Basic Text Extraction using Python

Extract text from all pages of a PDF document

Aspose.PDF for Python teaches you how to extract text from every page of a PDF document. It uses the TextAbsorber class to capture all textual content from the entire document and saves it into a separate text file. Ideal for converting PDFs into searchable text, performing content analysis, or exporting text for indexing and processing tasks.

  1. Load the PDF file.
  2. Create a ‘TextAbsorber’ object.
  3. Call ‘document.pages.accept(text_absorber)’ so it scans all pages.
  4. Get the full text via ’text_absorber.text’.
  5. Write the result into a text file.

import os
import aspose.pdf as ap

def extract_text_from_all_pages(infile, outfile):
    """
    Extract all text from every page of the PDF and write to an output text file.
    Args:
        infile (str): Path to input PDF file.
        outfile (str): Path to output text file.
    """
    # Open the PDF document
    document = ap.Document(infile)
    try:
        # Create a TextAbsorber to extract text
        text_absorber = ap.text.TextAbsorber()
        # Accept the absorber for all pages
        document.pages.accept(text_absorber)
        # Get extracted text
        extracted_text = text_absorber.text
        # Write the text to an output file
        with open(outfile, "w", encoding="utf-8") as tw:
            tw.write(extracted_text)
    finally:
        document.close()

Extract text from a particular page

Extract text from a single page of a PDF document. By applying the TextAbsorber only to a specified page, you can isolate and save text from a particular section of a multi-page PDF.

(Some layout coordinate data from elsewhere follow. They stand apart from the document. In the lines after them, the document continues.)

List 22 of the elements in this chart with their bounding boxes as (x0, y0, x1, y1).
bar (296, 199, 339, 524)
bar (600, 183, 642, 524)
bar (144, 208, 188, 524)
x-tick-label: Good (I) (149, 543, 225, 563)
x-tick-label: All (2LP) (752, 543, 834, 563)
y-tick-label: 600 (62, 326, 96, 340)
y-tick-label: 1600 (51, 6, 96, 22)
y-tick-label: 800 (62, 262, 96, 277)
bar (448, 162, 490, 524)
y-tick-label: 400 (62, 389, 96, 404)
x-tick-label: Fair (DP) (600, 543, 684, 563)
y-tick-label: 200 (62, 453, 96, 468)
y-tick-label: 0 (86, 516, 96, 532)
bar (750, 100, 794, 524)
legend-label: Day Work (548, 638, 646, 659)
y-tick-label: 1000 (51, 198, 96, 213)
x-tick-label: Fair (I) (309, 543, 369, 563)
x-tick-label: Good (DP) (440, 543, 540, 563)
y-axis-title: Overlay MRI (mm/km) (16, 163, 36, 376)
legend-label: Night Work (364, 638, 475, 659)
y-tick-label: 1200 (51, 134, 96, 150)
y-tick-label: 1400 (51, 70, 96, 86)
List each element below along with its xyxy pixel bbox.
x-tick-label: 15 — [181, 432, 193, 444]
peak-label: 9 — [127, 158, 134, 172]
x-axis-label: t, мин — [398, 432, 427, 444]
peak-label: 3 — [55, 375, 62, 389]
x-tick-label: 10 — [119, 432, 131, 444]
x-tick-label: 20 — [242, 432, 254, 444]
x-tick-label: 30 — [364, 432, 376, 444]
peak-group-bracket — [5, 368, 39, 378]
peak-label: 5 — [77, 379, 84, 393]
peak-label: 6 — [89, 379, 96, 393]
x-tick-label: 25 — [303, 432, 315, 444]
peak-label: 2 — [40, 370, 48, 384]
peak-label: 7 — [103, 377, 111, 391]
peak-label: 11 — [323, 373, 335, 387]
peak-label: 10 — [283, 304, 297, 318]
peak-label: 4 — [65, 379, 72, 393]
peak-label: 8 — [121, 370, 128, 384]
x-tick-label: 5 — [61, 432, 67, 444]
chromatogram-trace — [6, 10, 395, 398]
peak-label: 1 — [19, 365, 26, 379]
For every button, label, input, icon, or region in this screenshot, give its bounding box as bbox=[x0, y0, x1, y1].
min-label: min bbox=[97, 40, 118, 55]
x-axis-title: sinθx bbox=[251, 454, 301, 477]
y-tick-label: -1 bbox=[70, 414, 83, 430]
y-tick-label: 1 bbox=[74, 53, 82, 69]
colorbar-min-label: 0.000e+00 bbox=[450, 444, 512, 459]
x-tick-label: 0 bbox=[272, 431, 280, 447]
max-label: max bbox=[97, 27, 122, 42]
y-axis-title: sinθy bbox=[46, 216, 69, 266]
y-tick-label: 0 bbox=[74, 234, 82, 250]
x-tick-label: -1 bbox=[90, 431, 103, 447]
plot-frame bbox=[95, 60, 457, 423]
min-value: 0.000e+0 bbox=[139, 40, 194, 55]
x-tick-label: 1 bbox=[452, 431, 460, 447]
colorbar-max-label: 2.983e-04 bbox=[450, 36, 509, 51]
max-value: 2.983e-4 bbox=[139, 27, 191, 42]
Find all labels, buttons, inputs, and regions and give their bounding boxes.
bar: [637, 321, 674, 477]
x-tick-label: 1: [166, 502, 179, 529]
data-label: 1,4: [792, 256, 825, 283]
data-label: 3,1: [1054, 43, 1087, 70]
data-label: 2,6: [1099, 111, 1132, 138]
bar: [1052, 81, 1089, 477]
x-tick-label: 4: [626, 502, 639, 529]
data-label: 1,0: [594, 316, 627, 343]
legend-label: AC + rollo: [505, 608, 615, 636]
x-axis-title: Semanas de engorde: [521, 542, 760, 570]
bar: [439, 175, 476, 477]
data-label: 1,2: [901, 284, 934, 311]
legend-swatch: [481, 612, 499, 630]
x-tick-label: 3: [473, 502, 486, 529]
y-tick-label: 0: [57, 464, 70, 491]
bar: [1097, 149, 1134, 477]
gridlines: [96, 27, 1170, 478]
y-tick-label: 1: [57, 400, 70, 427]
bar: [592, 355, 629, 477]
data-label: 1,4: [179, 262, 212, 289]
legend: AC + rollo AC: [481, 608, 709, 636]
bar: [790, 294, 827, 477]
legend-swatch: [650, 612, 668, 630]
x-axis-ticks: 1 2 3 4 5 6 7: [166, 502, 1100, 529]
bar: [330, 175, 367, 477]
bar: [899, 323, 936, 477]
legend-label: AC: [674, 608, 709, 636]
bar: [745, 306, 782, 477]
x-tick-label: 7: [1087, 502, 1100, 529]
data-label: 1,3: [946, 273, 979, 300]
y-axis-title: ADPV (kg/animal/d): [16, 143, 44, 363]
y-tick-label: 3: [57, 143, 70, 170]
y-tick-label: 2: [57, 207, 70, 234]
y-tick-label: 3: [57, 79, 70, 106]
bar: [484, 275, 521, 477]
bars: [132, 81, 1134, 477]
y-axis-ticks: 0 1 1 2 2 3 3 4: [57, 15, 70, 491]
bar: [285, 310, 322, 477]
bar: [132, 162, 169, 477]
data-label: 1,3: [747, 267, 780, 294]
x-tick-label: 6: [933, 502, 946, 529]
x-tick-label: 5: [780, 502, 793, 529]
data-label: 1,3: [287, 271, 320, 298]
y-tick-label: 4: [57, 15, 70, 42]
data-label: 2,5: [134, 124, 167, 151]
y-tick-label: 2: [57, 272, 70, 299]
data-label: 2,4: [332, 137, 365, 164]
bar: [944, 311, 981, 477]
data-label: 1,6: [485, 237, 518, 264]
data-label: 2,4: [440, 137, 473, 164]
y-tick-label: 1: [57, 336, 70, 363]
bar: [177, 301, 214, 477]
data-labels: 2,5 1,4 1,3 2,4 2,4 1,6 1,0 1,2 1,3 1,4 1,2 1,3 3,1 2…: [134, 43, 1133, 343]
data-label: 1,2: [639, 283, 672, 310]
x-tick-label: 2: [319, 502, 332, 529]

Useful when you only need content from one page — for instance, extracting text from an invoice page, report section, or form field summary.

  1. Open the PDF.
  2. Create a TextAbsorber.
  3. Accept only the designated page (pages[page_number]).
  4. Extract text and write to file.

import os
import aspose.pdf as ap

def extract_text_from_page(infile, page_number, outfile):
    """
    Extract text from a specific page number of the PDF.
    Args:
        infile (str): Path to input PDF file.
        page_number (int): 1-based page index to extract.
        outfile (str): Path to output text file.
    """
    document = ap.Document(infile)
    try:
        text_absorber = ap.text.TextAbsorber()
        # Accept the absorber on only the specified page
        document.pages[page_number].accept(text_absorber)
        extracted_text = text_absorber.text
        with open(outfile, "w", encoding="utf-8") as tw:
            tw.write(extracted_text)
    finally:
        document.close()